Publish-subscribe systems can be applied to cope with the reality of information overflow. In these systems, users specify their information interests as subscriptions and, subsequently, only matching information (event messages) is delivered; uninteresting information is filtered out before reaching users. In this dissertation, we consider content-based publish-subscribe systems, a sophisticated example of these systems. They perform the information-filtering task based on the content of provided information. In order to deal with high numbers of subscriptions and frequencies of event messages, publish-subscribe systems are realized as distributed systems. Advertisements---publisher specifications of potential future event messages---are optionally applied in these systems to reduce the internal distribution of subscriptions.
Existing work on content-based publish-subscribe concepts mainly focuses on subscriptions and advertisements as pure conjunctive expressions. Therefore, subscriptions or advertisements using operators other than conjunction need to be canonically converted to disjunctive normal form by these systems. Each conjunctive component is then treated as individual subscription or advertisement. Unfortunately, the size of converted expressions is exponential in the worst case.
In this dissertation, we show that the direct support of general Boolean subscriptions and advertisements improves the time and space efficiency of general-purpose content-based publish-subscribe systems. For this purpose, we develop suitable approaches for the filtering and routing of general Boolean expressions in these systems. Our approaches represent solutions to exactly those components of content-based publish-subscribe systems that currently restrict subscriptions and advertisements to conjunctive expressions.

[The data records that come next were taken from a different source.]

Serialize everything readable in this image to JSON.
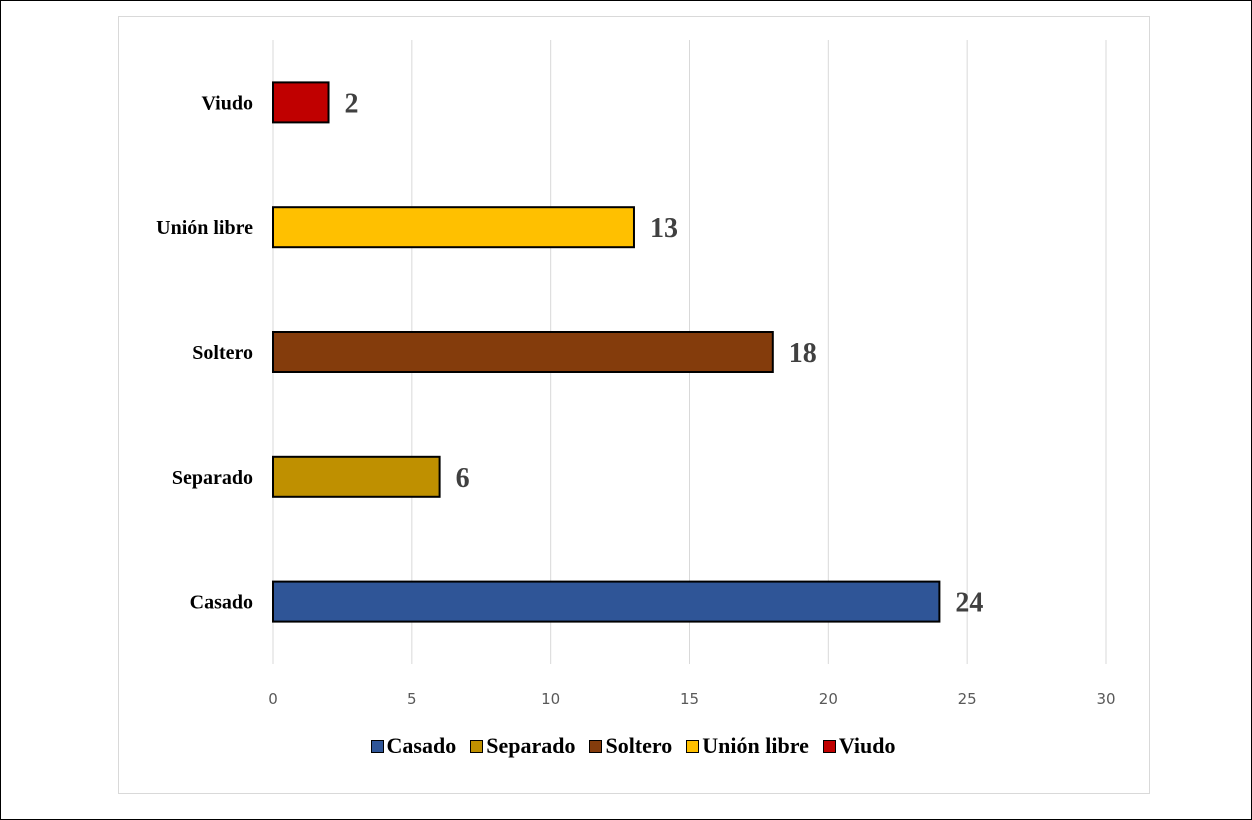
{
  "chart_data": {
    "type": "bar",
    "orientation": "horizontal",
    "categories": [
      "Casado",
      "Separado",
      "Soltero",
      "Unión libre",
      "Viudo"
    ],
    "values": [
      24,
      6,
      18,
      13,
      2
    ],
    "colors": [
      "#2f5597",
      "#bf9000",
      "#843c0c",
      "#ffc000",
      "#c00000"
    ],
    "xlim": [
      0,
      30
    ],
    "x_ticks": [
      "0",
      "5",
      "10",
      "15",
      "20",
      "25",
      "30"
    ],
    "grid": "vertical",
    "legend_position": "bottom",
    "data_labels": [
      "24",
      "6",
      "18",
      "13",
      "2"
    ],
    "title": "",
    "xlabel": "",
    "ylabel": ""
  }
}
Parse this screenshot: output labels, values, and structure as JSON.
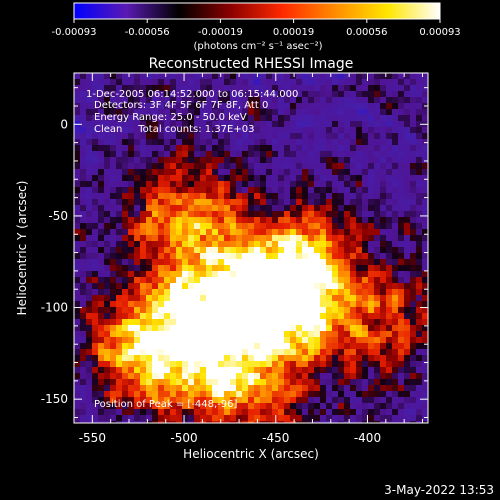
{
  "chart_data": {
    "type": "heatmap",
    "title": "Reconstructed RHESSI Image",
    "xlabel": "Heliocentric X (arcsec)",
    "ylabel": "Heliocentric Y (arcsec)",
    "xlim": [
      -560,
      -367
    ],
    "ylim": [
      -163,
      28
    ],
    "x_ticks": [
      -550,
      -500,
      -450,
      -400
    ],
    "y_ticks": [
      0,
      -50,
      -100,
      -150
    ],
    "colorbar": {
      "min": -0.00093,
      "max": 0.00093,
      "ticks": [
        "-0.00093",
        "-0.00056",
        "-0.00019",
        "0.00019",
        "0.00056",
        "0.00093"
      ],
      "units_label": "(photons cm⁻² s⁻¹ asec⁻²)",
      "colors": [
        "#0000ff",
        "#5a1ab4",
        "#000000",
        "#8c0000",
        "#ff2a00",
        "#ff8c00",
        "#ffe600",
        "#ffffff"
      ]
    },
    "annotations": [
      "1-Dec-2005 06:14:52.000 to 06:15:44.000",
      "Detectors: 3F 4F 5F 6F 7F 8F, Att 0",
      "Energy Range: 25.0 - 50.0 keV",
      "Clean     Total counts: 1.37E+03"
    ],
    "peak_label": "Position of Peak = [-448,-96]",
    "peak": [
      -448,
      -96
    ],
    "bright_sources": [
      {
        "x": -448,
        "y": -96,
        "peak": 1.0
      },
      {
        "x": -515,
        "y": -122,
        "peak": 0.9
      },
      {
        "x": -470,
        "y": -140,
        "peak": 0.6
      },
      {
        "x": -500,
        "y": -52,
        "peak": 0.6
      },
      {
        "x": -432,
        "y": -72,
        "peak": 0.45
      },
      {
        "x": -485,
        "y": -98,
        "peak": 0.55
      },
      {
        "x": -395,
        "y": -108,
        "peak": 0.4
      }
    ]
  },
  "footer": {
    "timestamp": "3-May-2022 13:53"
  }
}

On the subscription side, we present an effective generic filtering algorithm, and a novel approach to optimize event routing tables, which we call subscription pruning. To support advertisements, we show how to calculate the overlap between subscriptions and advertisements, and introduce the first designated subscription routing optimization, which we refer to as advertisement pruning. We integrate these approaches into our prototype BoP (BOolean Publish-subscribe) which allows for the full support of general Boolean expressions in its filtering and routing components.
In the evaluation part of this dissertation, we empirically analyze our prototypical implementation BoP and compare its algorithms to existing conjunctive solutions. We firstly show that our general-purpose Boolean filtering algorithm is more space- and time-efficient than a general-purpose conjunctive filtering algorithm. Secondly, we illustrate the effectiveness of the subscription pruning routing optimization and compare it to the existing covering optimization approach. Finally, we demonstrate the optimization effect of advertisement pruning while maintaining the existing overlapping relationships in the system.